If self-operated Meta-CDNs exist in the network to help companies such as Apple provide their customers with the smoothest iOS update possible, then why is this a problem? Well, according to this study, by looking at the behavior of a self-operating Meta-CDN through the eyes of the internet service provider (ISP), it actually causes more chaos in the network than one would expect. Given that this type of CDN is rather new, not much is known about them to begin with.

By observing the iOS update in September 2017 through the eyes of a major European ISP, researchers found the following behaviors to occur:

  • If the Apple CDN is selected by the DNS-resolver (aka the traffic director), the traffic will move through Apples infrastructure.
  • If a third-party CDN is selected by the DNS-resolver, Apple will offload the traffic onto third-party CDNs.

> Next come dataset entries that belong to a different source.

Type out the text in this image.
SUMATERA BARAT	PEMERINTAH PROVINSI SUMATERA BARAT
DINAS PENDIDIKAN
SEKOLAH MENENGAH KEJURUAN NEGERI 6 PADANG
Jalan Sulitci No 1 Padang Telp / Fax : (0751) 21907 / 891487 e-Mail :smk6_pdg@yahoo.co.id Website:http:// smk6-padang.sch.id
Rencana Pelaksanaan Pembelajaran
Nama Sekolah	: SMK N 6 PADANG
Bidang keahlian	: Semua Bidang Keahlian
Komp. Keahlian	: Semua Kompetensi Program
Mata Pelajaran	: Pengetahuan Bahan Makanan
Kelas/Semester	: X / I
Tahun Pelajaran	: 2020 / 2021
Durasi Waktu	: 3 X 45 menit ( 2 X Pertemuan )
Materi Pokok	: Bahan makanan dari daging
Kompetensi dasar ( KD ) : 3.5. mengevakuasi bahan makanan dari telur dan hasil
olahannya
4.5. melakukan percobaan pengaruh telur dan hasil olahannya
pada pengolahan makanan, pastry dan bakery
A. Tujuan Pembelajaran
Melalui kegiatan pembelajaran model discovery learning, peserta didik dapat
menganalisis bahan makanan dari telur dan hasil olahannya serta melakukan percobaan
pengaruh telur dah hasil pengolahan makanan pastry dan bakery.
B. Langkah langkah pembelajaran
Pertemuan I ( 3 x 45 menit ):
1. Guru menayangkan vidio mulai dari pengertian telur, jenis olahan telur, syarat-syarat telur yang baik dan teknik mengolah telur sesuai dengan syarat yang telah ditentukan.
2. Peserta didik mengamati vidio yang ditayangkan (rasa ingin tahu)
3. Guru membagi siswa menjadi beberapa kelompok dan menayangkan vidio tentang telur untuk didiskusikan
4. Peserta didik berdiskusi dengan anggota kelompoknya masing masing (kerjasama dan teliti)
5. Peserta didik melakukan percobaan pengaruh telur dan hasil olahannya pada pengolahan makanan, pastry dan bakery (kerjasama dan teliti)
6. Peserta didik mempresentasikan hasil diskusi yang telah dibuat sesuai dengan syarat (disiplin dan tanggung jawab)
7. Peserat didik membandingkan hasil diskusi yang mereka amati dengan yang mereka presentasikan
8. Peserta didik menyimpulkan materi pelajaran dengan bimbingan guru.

Since Apple’s infrastructure is not as developed in Europe as it is in North America, when reaching their devices on a global scale, using CDNs such as Akamai – who have a global infrastructure – gives Apple the advantage of reaching their customers with ease.

The consequence this has for the ISPs is the amount of strain put on the network. By offloading the traffic, the ISP is unable to predict how much traffic to expect on its links, given they are unable to see which CDN the overarching Meta-CDN selects as well as how much traffic each CDN is carrying. On top of that, the individual CDNs are carrying traffic further than necessary, which creates overflow – where traffic is being forced to take longer paths.

Why is this kind of unpredictability risky? Because links that were originally thought to be unaffected are actually over capacity, which causes perilous behavior in the network. Therefore, making it necessary for ISPs to further investigate their assumptions about how the network is actually behaving during such high-stress situations such as operating system updates.